Look, I’m not sure what product-placement deals were made behind the scenes, and I’m not really an ad wizard, but touting your new autonomous-driving systems in a sequence where they get hijacked by a cyberterrorist seems … misguided. If a Jeep dealer tried to sell me with, “This car’s got self-driving capability,” I will now immediately think, Ah, yes, the car that got hijacked and subsequently smashed to pieces in one of the biggest films of the year.
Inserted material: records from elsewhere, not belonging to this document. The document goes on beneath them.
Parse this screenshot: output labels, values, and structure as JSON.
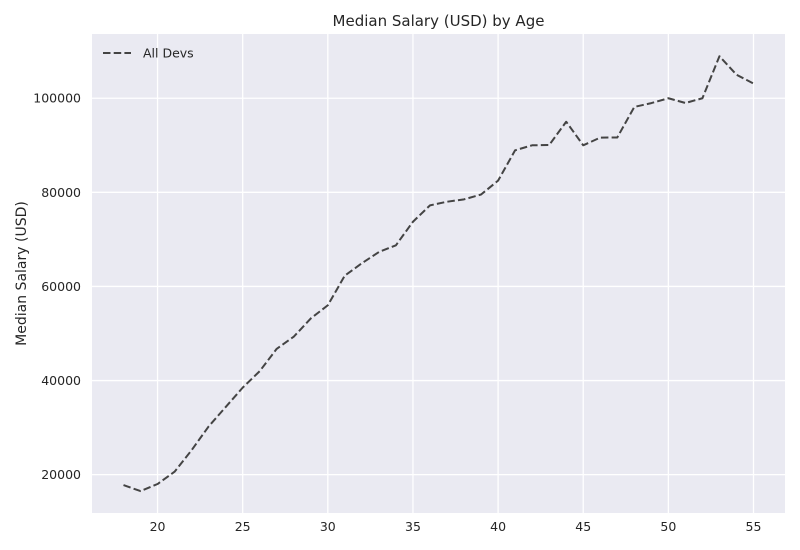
{
  "chart_data": {
    "type": "line",
    "title": "Median Salary (USD) by Age",
    "xlabel": "",
    "ylabel": "Median Salary (USD)",
    "xlim": [
      16.15,
      56.85
    ],
    "ylim": [
      11850,
      113650
    ],
    "xticks": [
      20,
      25,
      30,
      35,
      40,
      45,
      50,
      55
    ],
    "yticks": [
      20000,
      40000,
      60000,
      80000,
      100000
    ],
    "grid": true,
    "legend": {
      "placement": "top-left",
      "entries": [
        "All Devs"
      ]
    },
    "colors": {
      "background": "#EAEAF2",
      "grid": "#FFFFFF",
      "line": "#444444"
    },
    "series": [
      {
        "name": "All Devs",
        "style": "dashed",
        "x": [
          18,
          19,
          20,
          21,
          22,
          23,
          24,
          25,
          26,
          27,
          28,
          29,
          30,
          31,
          32,
          33,
          34,
          35,
          36,
          37,
          38,
          39,
          40,
          41,
          42,
          43,
          44,
          45,
          46,
          47,
          48,
          49,
          50,
          51,
          52,
          53,
          54,
          55
        ],
        "y": [
          17784,
          16500,
          18012,
          20628,
          25206,
          30252,
          34368,
          38496,
          42000,
          46752,
          49320,
          53200,
          56000,
          62316,
          64928,
          67317,
          68748,
          73752,
          77232,
          78000,
          78508,
          79536,
          82488,
          88935,
          90000,
          90056,
          95000,
          90000,
          91633,
          91660,
          98150,
          98964,
          100000,
          98988,
          100000,
          108923,
          105000,
          103117
        ]
      }
    ]
  }
}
In case you think companies just don’t care enough, they do. Licensing cars for video games is occasionally difficult because manufacturers don’t want to show their vehicles getting damaged, which is what makes the clear branding throughout the sequence even more puzzling. And hacked cars are not some fantastical narrative creation: Remotely hijacking autonomous vehicles is a real threat, and one of the biggest issues with the technology, aside from the actual driving mechanisms. One of the foremost security experts on hacking cars, Charlie Miller, told Wired, “Autonomous vehicles are at the apex of all the terrible things that can go wrong.” As of now, cars with assisted-driving features can control a limited number of functions through their onboard computers. Driverless cars, however, feed nearly all of the functions through the computer. For companies, like Uber, that eventually want a driverless fleet constantly exchanging passengers, this poses a huge security risk.

Yet brands like Jeep and Chrysler seem to have no problem showing off their cool, new self-driving features, even in an instance when those features are compromised in order to cause maximum damage. I guess being in a Fast and Furious movie is worth the price.